Synthetic data in financial services

Financial institutions and insurers have been using algorithms for years, but the introduction of synthetic data expands the types of transactions they can simulate. Financial institutions such as American Express and J.P. Morgan use synthetic data to improve fraud detection and make better lending decisions. With synthetic data, companies can test algorithms against rare situations or hypothesized scenarios, then adjust parameters. In addition to speeding up iteration, this use of synthetic data may also help counter bias and ensure better algorithmic decision-making. An insurer wanted to accurately reflect climate risk in home insurance premiums, but couldn’t use real location data because of privacy regulations. To train its pricing model, the company used synthetic geolocation data to determine fire and flood risks. Swiss insurance company La Mobilière created a model to assess customer churn and trained it using synthetic customer data to preserve privacy and comply with data protection laws.

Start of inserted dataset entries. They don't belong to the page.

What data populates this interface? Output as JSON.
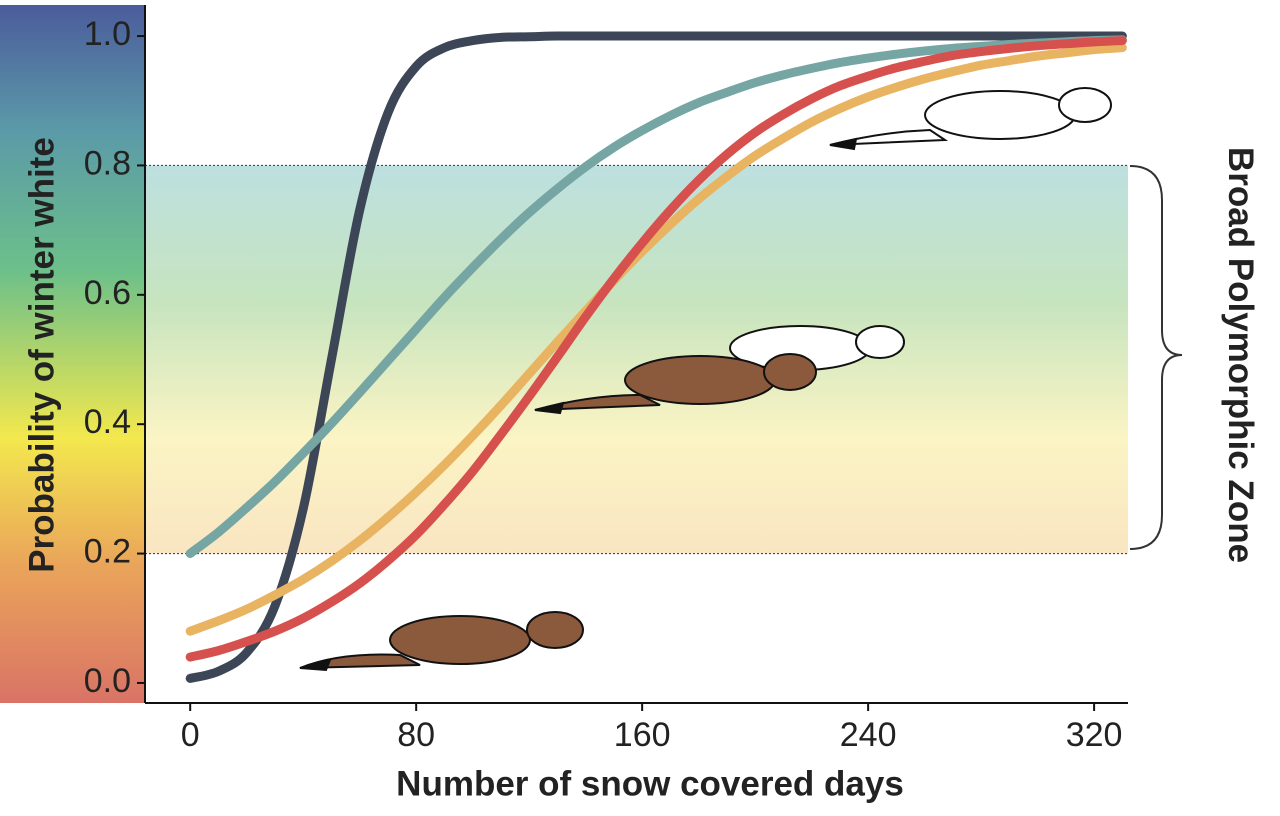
{
  "chart_data": {
    "type": "line",
    "x_label": "Number of snow covered days",
    "y_label": "Probability of winter white",
    "annotation": "Broad Polymorphic Zone",
    "zone": [
      0.2,
      0.8
    ],
    "x": [
      0,
      10,
      20,
      30,
      40,
      50,
      60,
      70,
      80,
      90,
      100,
      110,
      120,
      130,
      140,
      150,
      160,
      170,
      180,
      190,
      200,
      210,
      220,
      230,
      240,
      250,
      260,
      270,
      280,
      290,
      300,
      310,
      320,
      330
    ],
    "series": [
      {
        "color": "#3c4656",
        "values": [
          0.007,
          0.018,
          0.047,
          0.119,
          0.269,
          0.5,
          0.731,
          0.881,
          0.953,
          0.982,
          0.993,
          0.998,
          0.999,
          1,
          1,
          1,
          1,
          1,
          1,
          1,
          1,
          1,
          1,
          1,
          1,
          1,
          1,
          1,
          1,
          1,
          1,
          1,
          1,
          1
        ]
      },
      {
        "color": "#75a6a4",
        "values": [
          0.2,
          0.233,
          0.271,
          0.311,
          0.355,
          0.401,
          0.449,
          0.498,
          0.547,
          0.596,
          0.642,
          0.686,
          0.727,
          0.764,
          0.798,
          0.828,
          0.854,
          0.877,
          0.897,
          0.913,
          0.928,
          0.94,
          0.95,
          0.959,
          0.966,
          0.972,
          0.977,
          0.981,
          0.984,
          0.987,
          0.989,
          0.991,
          0.993,
          0.994
        ]
      },
      {
        "color": "#e8b462",
        "values": [
          0.08,
          0.096,
          0.114,
          0.136,
          0.16,
          0.188,
          0.22,
          0.256,
          0.295,
          0.337,
          0.382,
          0.429,
          0.478,
          0.527,
          0.575,
          0.622,
          0.667,
          0.709,
          0.748,
          0.783,
          0.815,
          0.842,
          0.867,
          0.888,
          0.906,
          0.921,
          0.934,
          0.945,
          0.955,
          0.962,
          0.969,
          0.974,
          0.979,
          0.982
        ]
      },
      {
        "color": "#d6504d",
        "values": [
          0.04,
          0.05,
          0.064,
          0.08,
          0.1,
          0.125,
          0.154,
          0.189,
          0.229,
          0.276,
          0.327,
          0.384,
          0.443,
          0.504,
          0.566,
          0.625,
          0.68,
          0.731,
          0.777,
          0.817,
          0.851,
          0.879,
          0.903,
          0.923,
          0.938,
          0.951,
          0.961,
          0.97,
          0.976,
          0.981,
          0.985,
          0.988,
          0.991,
          0.993
        ]
      }
    ],
    "xlim": [
      -16,
      332
    ],
    "ylim": [
      -0.031,
      1.048
    ],
    "xticks": [
      0,
      80,
      160,
      240,
      320
    ],
    "yticks": [
      {
        "value": 0,
        "label": "0.0"
      },
      0.2,
      0.4,
      0.6,
      0.8,
      {
        "value": 1,
        "label": "1.0"
      }
    ]
  }
}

Synthetic data in government services

Use of synthetic data in government agencies is expanding as agencies look to increase collaboration with researchers and innovators. Several products from the U.S. Census Bureau’s  Longitudinal Employer-Household Dynamics program already use synthetic data, and the agency is considering the use of synthetic data for its American Community Survey as a way to improve accuracy of information on historically undercounted communities. Norwegian government agencies such as the Norwegian Tax Administration and the Norwegian Labour and Welfare Administration generate synthetic national registries to support IT test environments; this preserves citizen privacy with an inexpensive, reusable data solution. And the U.S. Department of Veterans Affairs created synthetic data sets for Mission Daybreak, a $20 million grand challenge to reduce Veteran suicides, as part of an accelerator designed to help finalists advance their suicide prevention solutions. Using synthetic data eliminates the risk of exposing sensitive medical data while allowing innovators to safely test new models.


Use of synthetic data will likely accelerate as more organizations understand its potential. Some analysts predict that 60% of the data used for the development of AI and analytics projects will be synthetically generated by 2024.

As with any emerging technology, organizations should thoughtfully consider if and how they will use synthetic data. To start, organizations should build internal awareness around synthetic data to better understand its potential and how it might be used to support business objectives. Part of that awareness will mean recognizing that all the problems related to “big data” — from structure and management to bias and standardization — will also apply to synthetic data.

Synthetic data should support a specific solution to a specific problem — for instance, filling data gaps or addressing edge cases. Organizations will need to identify real needs, develop a business case, and sell the idea internally. The approach may vary, depending on an organization’s budget and capabilities. It takes time to build a team; when starting something new, most organizations hire a partner and start small with a test program.